Get tough with rogue cos, SC tells SEBI

April 27, 2013 06:26 pm | Updated November 16, 2021 08:11 pm IST - New Delhi

NEW DELHI,  21/03/2013 : For Index/Archieves: Supreme Court of India ,  in New Delhi on March 21, 2013.   Photo: V_Sudershan

NEW DELHI, 21/03/2013 : For Index/Archieves: Supreme Court of India , in New Delhi on March 21, 2013. Photo: V_Sudershan

The Supreme Court has asked the Securities and Exchange Board of India (SEBI) to deal sternly with companies indulging in manipulative and deceptive practises to send a clear message that market abuse will not be tolerated in the country.

“SEBI, the market regulator, has to deal sternly with companies and their directors indulging in manipulative and deceptive devices, insider trading and the like or else they will be failing in their duty to promote orderly and healthy growth of the securities market,” a bench of justices K. S. Radhakrishnan and Dipak Misra said.

The judgment assumes importance as it has come at a time when chit fund companies and the Sahara group are making headlines for illegally collecting money from people by promising attractive returns.

It will give a boost to the market regulator to deal with these companies with iron hands.

“Message should go that our country will not tolerate market abuse and that we are governed by the rule of law.

Fraud, deceit, artificiality, SEBI should ensure, have no place in the securities market of this country and market security is our motto,” it said.

People with power and money and in management of the companies, unfortunately, often commanded more respect in society than the subscribers and investors in their companies, the court observed.

“Companies are thriving with investors’ contributions but they are a divided lot. SEBI has, therefore, a duty to protect investors, individual and collective, against opportunistic behaviour of directors and insiders of the listed companies so as to safeguard market’s integrity,” the bench said.

The bench also asked the media not to mislead the public in their forecast on the securities market.

“Print and electronic media have also a solemn duty not to mislead the public, who are present and prospective investors, in their forecast on the securities market. Of course, genuine and honest opinion on market position of a company has to be welcomed. But a media projection on company’s position in the security market with a view to deriving a benefit from a position in the securities would amount to market abuse, creating artificiality,” the bench said.

The apex court said that market abuse had now become a common practice in India, and SEBI was duty bound to protect genuine investors.

“SEBI has the duty and obligation to protect ordinary genuine investors and it is empowered to do so under the SEBI Act so as to make the security market a secure and safe place to carry on the business in securities,” the bench said.

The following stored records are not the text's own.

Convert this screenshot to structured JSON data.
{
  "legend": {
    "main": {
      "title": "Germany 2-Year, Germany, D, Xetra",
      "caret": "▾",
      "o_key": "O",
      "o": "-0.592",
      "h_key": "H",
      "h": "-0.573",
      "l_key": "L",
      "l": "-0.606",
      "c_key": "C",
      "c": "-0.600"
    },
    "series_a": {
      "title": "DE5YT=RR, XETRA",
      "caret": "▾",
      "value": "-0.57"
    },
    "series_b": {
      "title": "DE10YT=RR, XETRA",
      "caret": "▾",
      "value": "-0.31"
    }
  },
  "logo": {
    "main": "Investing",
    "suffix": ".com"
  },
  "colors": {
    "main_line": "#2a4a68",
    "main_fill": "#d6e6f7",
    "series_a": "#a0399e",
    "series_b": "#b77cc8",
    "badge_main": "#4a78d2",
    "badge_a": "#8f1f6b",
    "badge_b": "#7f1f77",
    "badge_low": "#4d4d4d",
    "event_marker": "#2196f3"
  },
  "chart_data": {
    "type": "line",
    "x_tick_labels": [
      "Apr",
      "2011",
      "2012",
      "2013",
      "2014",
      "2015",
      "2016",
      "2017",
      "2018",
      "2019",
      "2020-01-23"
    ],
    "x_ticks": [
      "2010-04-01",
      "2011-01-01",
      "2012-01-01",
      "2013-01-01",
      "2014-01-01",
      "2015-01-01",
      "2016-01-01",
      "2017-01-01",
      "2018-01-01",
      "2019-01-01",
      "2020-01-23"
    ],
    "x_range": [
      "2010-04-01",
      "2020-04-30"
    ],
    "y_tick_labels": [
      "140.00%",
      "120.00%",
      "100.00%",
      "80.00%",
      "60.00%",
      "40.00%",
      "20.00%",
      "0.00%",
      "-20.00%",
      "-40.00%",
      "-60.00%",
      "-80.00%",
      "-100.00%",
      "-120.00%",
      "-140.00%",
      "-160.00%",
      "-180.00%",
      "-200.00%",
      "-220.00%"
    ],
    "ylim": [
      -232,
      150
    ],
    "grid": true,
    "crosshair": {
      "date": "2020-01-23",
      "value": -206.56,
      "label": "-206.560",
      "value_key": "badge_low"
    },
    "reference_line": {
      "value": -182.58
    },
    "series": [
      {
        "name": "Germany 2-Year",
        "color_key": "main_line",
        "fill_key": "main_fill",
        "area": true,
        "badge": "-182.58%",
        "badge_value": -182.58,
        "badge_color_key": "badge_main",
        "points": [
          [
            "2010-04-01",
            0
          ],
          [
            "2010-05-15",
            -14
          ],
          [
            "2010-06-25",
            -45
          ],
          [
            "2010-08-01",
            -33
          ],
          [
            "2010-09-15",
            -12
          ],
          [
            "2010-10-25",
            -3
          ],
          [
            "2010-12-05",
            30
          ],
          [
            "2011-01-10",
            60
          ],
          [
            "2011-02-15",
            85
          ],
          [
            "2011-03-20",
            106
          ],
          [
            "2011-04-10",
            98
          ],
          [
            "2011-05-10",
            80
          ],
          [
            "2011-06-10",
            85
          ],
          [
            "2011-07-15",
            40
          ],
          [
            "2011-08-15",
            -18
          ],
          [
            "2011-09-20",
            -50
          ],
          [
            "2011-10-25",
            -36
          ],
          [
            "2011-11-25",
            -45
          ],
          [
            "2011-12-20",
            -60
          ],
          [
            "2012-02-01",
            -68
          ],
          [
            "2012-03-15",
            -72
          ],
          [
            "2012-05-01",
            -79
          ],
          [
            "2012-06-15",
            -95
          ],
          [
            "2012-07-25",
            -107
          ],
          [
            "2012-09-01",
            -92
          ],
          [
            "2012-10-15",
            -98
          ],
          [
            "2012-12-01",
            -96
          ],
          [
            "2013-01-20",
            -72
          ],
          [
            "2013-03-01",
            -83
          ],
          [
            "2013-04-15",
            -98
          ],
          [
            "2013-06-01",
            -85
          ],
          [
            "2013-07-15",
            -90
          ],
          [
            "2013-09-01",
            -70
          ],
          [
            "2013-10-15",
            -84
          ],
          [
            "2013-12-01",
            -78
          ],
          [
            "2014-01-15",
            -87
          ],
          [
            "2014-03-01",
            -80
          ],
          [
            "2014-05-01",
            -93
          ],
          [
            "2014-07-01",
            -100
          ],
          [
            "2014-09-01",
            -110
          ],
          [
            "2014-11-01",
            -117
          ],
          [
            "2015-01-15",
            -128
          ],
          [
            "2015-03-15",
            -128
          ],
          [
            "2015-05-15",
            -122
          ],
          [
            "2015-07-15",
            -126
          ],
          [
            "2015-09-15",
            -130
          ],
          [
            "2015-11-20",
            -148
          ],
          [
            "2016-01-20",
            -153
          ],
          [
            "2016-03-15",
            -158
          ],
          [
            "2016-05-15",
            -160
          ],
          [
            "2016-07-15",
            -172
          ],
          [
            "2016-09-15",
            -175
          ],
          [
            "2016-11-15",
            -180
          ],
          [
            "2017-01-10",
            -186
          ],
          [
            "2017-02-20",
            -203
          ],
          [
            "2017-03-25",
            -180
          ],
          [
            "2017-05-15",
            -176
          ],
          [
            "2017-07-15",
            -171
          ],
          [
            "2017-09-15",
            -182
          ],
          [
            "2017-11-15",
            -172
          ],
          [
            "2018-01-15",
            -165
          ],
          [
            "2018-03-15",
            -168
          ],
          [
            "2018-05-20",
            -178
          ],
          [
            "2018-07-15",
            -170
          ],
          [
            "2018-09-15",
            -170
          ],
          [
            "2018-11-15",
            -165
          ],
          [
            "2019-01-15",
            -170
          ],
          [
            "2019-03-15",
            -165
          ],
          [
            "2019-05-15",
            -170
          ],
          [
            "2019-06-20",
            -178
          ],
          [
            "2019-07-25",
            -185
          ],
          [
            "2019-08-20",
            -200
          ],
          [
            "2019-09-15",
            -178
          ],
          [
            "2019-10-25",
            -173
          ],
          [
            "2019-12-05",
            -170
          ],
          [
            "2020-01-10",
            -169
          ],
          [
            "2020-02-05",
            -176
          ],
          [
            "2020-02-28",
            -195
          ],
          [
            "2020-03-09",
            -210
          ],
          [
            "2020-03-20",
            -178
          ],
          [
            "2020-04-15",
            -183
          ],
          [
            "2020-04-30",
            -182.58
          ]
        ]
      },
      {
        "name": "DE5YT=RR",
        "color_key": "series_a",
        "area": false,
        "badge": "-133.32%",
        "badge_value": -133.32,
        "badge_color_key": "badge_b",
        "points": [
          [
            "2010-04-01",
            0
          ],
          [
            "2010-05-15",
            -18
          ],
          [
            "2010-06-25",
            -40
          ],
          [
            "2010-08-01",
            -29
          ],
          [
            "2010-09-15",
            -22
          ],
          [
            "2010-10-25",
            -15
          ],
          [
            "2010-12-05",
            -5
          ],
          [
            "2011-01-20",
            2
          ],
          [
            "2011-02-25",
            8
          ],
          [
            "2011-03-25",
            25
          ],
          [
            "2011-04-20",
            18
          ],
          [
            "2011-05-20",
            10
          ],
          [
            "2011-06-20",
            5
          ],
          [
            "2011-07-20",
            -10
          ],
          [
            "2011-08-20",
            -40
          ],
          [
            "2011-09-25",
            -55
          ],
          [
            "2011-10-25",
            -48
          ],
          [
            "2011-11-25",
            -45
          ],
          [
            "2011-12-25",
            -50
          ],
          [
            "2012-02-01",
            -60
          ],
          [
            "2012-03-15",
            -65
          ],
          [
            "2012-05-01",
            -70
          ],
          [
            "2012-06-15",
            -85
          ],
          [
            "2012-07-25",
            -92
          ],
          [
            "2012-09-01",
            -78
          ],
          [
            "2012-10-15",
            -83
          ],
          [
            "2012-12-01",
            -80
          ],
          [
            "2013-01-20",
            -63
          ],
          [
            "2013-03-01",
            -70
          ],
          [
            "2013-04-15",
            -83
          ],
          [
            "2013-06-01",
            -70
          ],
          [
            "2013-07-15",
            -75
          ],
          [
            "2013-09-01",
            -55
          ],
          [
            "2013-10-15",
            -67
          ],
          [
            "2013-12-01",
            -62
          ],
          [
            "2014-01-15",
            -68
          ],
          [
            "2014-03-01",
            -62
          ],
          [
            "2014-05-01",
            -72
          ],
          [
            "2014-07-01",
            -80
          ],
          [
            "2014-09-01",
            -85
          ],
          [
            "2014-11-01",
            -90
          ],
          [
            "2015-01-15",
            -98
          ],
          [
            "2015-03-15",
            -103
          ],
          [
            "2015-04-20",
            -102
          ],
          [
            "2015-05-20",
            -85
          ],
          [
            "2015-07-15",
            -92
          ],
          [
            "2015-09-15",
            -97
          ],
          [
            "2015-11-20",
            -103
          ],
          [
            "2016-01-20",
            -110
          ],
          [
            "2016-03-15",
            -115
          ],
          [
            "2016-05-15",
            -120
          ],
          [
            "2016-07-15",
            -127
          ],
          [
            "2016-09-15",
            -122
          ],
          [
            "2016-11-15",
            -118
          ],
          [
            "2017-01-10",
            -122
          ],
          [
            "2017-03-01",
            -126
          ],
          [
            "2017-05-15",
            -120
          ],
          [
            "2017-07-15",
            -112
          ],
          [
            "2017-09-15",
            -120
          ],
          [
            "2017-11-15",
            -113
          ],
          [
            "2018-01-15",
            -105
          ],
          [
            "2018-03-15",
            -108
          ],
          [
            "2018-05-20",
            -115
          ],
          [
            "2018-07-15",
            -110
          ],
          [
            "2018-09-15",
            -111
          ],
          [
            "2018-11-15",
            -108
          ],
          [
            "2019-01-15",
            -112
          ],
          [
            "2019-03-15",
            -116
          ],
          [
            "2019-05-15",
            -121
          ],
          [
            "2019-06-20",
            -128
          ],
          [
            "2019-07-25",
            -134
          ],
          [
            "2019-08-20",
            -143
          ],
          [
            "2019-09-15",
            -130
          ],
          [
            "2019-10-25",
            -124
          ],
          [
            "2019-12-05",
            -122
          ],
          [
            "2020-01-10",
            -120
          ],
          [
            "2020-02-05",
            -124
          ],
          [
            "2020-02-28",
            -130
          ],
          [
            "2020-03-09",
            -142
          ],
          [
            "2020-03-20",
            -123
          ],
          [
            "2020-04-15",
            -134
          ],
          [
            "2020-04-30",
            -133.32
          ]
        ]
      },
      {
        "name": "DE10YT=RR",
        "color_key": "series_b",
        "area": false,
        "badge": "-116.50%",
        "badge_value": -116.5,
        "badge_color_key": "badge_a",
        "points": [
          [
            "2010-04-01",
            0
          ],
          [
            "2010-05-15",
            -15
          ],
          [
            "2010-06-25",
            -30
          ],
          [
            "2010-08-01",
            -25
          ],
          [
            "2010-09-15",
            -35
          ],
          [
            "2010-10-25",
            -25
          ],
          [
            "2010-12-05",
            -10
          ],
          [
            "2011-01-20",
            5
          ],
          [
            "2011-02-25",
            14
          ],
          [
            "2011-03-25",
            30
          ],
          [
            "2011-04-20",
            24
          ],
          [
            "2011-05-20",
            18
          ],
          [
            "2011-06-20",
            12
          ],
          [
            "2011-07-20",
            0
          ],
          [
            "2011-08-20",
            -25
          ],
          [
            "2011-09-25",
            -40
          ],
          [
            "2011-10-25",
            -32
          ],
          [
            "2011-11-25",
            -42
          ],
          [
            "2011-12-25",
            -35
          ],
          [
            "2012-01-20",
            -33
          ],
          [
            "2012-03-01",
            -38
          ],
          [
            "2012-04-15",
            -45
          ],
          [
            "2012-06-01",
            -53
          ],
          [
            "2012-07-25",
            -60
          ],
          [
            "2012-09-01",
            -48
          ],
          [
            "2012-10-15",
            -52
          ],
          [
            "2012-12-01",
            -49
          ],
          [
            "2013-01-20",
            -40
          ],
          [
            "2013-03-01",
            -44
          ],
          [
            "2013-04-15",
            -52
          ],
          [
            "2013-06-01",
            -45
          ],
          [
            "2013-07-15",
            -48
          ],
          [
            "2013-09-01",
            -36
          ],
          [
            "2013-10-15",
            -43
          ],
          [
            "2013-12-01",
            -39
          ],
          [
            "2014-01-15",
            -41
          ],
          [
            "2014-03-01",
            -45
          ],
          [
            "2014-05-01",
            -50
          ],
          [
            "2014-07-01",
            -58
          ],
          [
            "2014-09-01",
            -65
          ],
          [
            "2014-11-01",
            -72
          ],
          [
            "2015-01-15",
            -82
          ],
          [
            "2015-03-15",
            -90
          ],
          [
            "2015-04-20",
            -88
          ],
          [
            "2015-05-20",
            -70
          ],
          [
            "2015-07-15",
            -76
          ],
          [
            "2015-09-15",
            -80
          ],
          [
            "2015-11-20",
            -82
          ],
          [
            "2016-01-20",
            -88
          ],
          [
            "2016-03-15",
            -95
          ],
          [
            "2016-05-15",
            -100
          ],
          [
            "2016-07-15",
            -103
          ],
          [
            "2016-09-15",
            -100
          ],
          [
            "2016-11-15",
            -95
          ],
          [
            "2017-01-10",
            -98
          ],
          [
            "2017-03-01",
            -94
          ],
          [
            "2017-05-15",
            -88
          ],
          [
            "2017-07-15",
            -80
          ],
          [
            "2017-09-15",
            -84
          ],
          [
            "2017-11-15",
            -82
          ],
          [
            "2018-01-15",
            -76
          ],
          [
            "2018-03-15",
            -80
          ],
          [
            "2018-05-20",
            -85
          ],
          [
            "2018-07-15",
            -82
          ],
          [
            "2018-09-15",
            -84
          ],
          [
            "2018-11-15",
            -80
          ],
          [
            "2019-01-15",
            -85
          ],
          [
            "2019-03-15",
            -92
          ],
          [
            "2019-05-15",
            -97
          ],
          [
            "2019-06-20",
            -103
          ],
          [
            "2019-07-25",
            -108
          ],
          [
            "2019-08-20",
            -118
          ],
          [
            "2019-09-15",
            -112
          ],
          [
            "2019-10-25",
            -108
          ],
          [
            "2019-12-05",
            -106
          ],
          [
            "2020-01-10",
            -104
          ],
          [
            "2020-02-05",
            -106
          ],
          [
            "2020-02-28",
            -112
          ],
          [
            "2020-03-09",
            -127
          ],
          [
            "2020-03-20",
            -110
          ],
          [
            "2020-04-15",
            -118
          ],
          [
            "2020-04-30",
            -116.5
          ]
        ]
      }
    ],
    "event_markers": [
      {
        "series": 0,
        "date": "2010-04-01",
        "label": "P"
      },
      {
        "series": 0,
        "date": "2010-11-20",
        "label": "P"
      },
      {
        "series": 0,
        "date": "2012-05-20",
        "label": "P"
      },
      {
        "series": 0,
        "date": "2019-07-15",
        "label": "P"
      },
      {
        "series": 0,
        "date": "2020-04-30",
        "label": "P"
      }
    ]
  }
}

The apex court said economic offences affect not only the country’s economic growth, but also hamper inflow of foreign investment by genuine investors and casts a slur on India’s securities market.

“...market abuse has now become a common practice in the India’ security market and, if not properly curbed, the same would result in defeating the very object and purpose of the SEBI Act, which is intended to protect the interests of investors in securities and to promote the development of securities market,” the bench said.

The apex court passed the order while dismissing an appeal filed by one N. Narayanan, the promoter as well as a whole-time director of listed company Pyramid Saimira Theatre Limited (PSTL), who had challenged the SEBI order.

SEBI had, on July 28, 2011, slapped a penalty of Rs.50 lakh, and restrained him for a period of two years from buying, selling or dealing in securities for making false disclosures to the stock exchange and for not maintaining certain books of accounts.

The company told stock exchanges on January 30, 2009, that it had entered into agreement with 802 theatres as on June 30, 2008. Out of 802 agreements, the company could show only 257 original agreements to SEBI officials, which led it to conclude that the balance 545 agreements never existed.

SEBI, therefore, held that the company had made a false corporate announcement to the effect that it had entered into agreement with 802 theatres, misleading the investing public.